Apo, kendisini ziyarete gelen avukatlarına, 13 Mayıs’ta diyordu ki;
“İslâm, bizim için de birinci tehdittir!.. İslâm, Kürtlerin direnme ruhunu öldüren en büyük ideolojik araçtır!”
Biz, her iki haberimizi de “Müslüman Kürtler”in dikkatine sunduk... Öyle umuyoruz ki; meydanlarda “şov” yapan BDP’lilere, 12 Haziran’da gereken dersi vereceklerdir!..

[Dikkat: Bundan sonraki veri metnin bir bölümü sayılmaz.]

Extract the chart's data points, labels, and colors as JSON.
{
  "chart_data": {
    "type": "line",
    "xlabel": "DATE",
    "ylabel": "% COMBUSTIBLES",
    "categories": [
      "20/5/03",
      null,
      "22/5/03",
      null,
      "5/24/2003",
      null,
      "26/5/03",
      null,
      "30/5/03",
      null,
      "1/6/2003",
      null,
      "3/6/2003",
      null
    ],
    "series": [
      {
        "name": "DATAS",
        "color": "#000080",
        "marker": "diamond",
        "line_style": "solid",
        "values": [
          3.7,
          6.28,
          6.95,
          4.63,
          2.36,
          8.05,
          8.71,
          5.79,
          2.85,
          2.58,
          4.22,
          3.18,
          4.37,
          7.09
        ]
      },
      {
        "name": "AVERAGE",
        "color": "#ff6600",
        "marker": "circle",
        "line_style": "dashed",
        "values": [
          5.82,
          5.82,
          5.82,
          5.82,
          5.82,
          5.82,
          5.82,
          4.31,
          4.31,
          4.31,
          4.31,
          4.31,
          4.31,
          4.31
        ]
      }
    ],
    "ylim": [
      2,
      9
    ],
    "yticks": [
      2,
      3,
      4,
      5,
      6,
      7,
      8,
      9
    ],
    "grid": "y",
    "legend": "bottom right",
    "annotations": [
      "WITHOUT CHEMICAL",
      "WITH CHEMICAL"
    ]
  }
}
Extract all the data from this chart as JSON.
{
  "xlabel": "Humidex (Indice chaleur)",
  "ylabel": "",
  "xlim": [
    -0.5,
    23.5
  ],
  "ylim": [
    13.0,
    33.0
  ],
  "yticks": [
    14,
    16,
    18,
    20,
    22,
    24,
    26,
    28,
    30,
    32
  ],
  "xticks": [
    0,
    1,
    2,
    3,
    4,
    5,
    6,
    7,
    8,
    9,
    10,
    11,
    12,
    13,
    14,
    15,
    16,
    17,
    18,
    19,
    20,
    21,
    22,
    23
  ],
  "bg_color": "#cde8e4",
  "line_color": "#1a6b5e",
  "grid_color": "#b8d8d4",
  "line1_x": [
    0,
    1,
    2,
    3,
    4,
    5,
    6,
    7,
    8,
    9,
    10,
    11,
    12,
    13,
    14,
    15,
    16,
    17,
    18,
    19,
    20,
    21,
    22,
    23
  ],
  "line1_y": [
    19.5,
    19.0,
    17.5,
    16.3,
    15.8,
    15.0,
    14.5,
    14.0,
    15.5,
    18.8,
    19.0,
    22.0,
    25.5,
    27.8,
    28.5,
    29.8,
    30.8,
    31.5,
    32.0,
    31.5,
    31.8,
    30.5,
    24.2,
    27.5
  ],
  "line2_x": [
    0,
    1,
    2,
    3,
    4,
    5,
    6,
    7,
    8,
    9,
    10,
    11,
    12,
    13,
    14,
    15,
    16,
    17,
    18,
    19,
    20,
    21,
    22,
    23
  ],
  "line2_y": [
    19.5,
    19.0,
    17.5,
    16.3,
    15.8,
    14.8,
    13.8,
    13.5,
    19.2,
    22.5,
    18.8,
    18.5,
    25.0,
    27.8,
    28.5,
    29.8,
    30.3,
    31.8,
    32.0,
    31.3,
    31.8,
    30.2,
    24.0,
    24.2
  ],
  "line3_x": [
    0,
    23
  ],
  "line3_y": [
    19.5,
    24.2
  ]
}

“Müslüman”ların “oruçlu” oldukları Ramazan ayında, milyonlarca “oruçlu”nun gözleri önünde, güpegündüz “lıkır lıkır su içen BDP’liler”in, bugün meydanlarda “Cuma namazı” kılmaları, ne kadar “samimi”dir, ne kadar “şov amaçlı”dır, bunun takdirini “Müslüman Kürt halkı”na bırakıyoruz!..
Biz, “maskeleri”ni indirdik,
Gerisi, “Kürtler”in bileceği iş!..
KILIÇDAROĞLU’NUN YALANI
Akit, geçen hafta, sadece “Apo, PKK ve BDP’liler”in maskesini indirmekle kalmadı, CHP Genel Başkanı Kemal Kılıçdaroğlu’nun maskesini de indirdi.
27 Nisan Çarşamba günü; “Hem küfürbaz, hem yalancı” başlıklı manşet haberimizde, Başbakan Tayyip Erdoğan’a hitaben “Ananı!..” diyecek kadar ağzını bozan Kılıçdaroğlu’nun; aynı konuşmasındaki “Yakınlarıma toplu iğne ucu kadar çıkar sağladığımı ispat edin!.. Ben yakınlarıma çıkar sağlamadım!” sözünün de “yalan” olduğunu, Kılıçdaroğlu’nun 9 yıl başında bulunduğu SSK’yı; bırakın “aile çiftliği” yapmayı, adeta “sülâle çiftliği”ne çevirdiğini belgeleriyle ortaya koyduk!..
Ve dedik ki;
¥ “Kılıçdaroğlu, SSK’ya; eski soyadı olan Karabulut ailesinden onlarca kişiyi yerleştirdi... Cemal Karabulut, Düzgün Karabulut, Ramazan Karabulut ve diğer 31 Karabulut!.. Kılıçdaroğlu, annesinin kızlık soyadı olan Gündüz’lerden de 26’sını SSK’ya yerleştirmiş. Bir de Düzgün’ler var... Eşinin kızlık soyadı olan Düzgün’lerden de 13 kişiyi SSK’nın çeşitli kadrolarına almış...”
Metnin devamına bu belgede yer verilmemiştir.